Lo siguiente que recuerdo es que entramos en otra sala a través del laboratorio, esta era pequeña, muy oscura y al final de todo tenía una especie de semicírculo de hierro que sobresalía de la pared. Me tumbaron dentro de él. El hombre de la bata blanca se acercó y, con una jeringuilla en mano, me inyectó un líquido blancuzco en la zona abdominal. Yo, muy débil, no pude hacer nada por evitarlo.

-Cuando llegues no recordarás nada de tu vida, pero poco a poco te irá llegando toda la información. Quizá tarde minutos, quizá horas, no estamos seguros del todo, pero volverá. Es uno de los efectos del viaje en el tiempo. Otro es que la ropa no viaja, solo el tejido humano, con lo cual te encontrarás desnudo -dijo mientras duraba la inyecta-. Y no te preocupes, no estarás solo, seguiremos todos tus pasos a partir de las cinco horas de estancia, que es cuando el rastro empieza a dejar huella en el futuro.

Fueron sus últimas palabras. En un esfuerzo desesperado intenté gritar una única palabra que bajaba en cascada por mi mente. Por qué, por qué, por qué. El hombre se alejó, cerró la gruesa compuerta. Mis ojos se cerraron, mi mente se nubló.

Me siento aterrado tras acordarme de todo. Aterrado, dolido, cabreado, impotente. Me han manipulado, me han arrebatado mi vida para utilizarme de cobaya. No me importaba la historia de la humanidad si el precio es quitarme a mis seres queridos, a mi vida, y no estoy dispuesto a pagarlo. Pero ya es tarde, ahora estoy en el pasado y no puedo regresar. Lo único que me queda es volver ser dueño de mí destino impidiendo que se salgan con la suya…


Instituto de ciencia y tecnología avanzada de Londres, 14 de marzo de 2013.

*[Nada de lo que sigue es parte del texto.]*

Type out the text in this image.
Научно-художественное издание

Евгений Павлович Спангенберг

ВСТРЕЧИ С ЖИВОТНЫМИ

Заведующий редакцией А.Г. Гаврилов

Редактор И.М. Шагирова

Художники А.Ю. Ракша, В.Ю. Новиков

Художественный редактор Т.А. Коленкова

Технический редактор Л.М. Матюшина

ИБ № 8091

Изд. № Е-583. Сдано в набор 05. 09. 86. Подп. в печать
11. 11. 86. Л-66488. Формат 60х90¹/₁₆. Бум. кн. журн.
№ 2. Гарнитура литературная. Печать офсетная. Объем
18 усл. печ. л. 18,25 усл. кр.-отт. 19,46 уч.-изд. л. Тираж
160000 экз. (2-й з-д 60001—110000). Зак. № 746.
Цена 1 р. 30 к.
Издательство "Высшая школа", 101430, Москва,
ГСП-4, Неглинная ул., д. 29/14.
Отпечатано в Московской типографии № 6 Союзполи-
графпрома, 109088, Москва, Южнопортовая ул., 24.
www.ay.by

Los científicos observaban horrorizados el monitor principal. Jack Douglas, primer sujeto de pruebas sobre la psicología del viaje en el tiempo, se acababa de suicidar. El falso viaje en el tiempo había causado estragos imprevistos en el buen hombre. A través del resto de monitores se podía observar a los actores alrededor de Jack, vestidos todos con ropajes clásicos del siglo XIX, atónitos ante lo que acababan de ver, algunos sollozando, otros con las manos en la cabeza. Nadie daba crédito a lo que había sucedido.

Tras mostrarse estresado al descubrir el año en el que estaba y caer medio desplomado apoyándose en una pared, el hombre, en un repentino arrebato de ira, había cogido un cuchillo del tenderete más cercano a él y se había degollado. Nadie se esperaba ese golpe de efecto, el plan era que permaneciera en el supuesto pasado varios años, adaptándose a la vida de la época con el objetivo de estudiar las consecuencias psicológicas de convivir en otro tiempo para un hombre común. Habían montado un escenario de miles de kilómetros cuadrados, recreando cada detalle de la Londres del siglo XIX, gastándose miles de millones de libras tras el plan trazado conjuntamente entre gobierno y científicos, habían preparado a actores para vivir un largo tiempo alejados de sus hogares, y para que permanecieran cautos con el fin de que el protagonista no saliera de los límites del escenario. Sería como un show de Truman con propósito científico. Todo se había parado en seco en el momento en que Jack Douglas se había rebanado el cuello a sangre fría.

Jack había sido escogido para la prueba por su característica de hombre crédulo e inocente, era el sujeto perfecto para creer que de verdad había viajado al pasado. No se equivocaron, pero descuidaron otros aspectos más importantes.

La ciencia había avanzado a pasos tan agigantados que los viajes en el tiempo estaban demasiado cerca de convertirse en una realidad, pero antes de ello los científicos tenían que estudiar cuáles eran sus efectos psicológicos en los viajeros, ya que el peligro de un viaje al pasado podría ser extremadamente peligroso para la propia humanidad y todo tenía que ser estudiado al milímetro.

El proyecto, conocido como “El ángel del tiempo”, tan solo sería el primer paso en el escabroso camino que la humanidad estaba iniciando. Un camino que cambiaría la historia.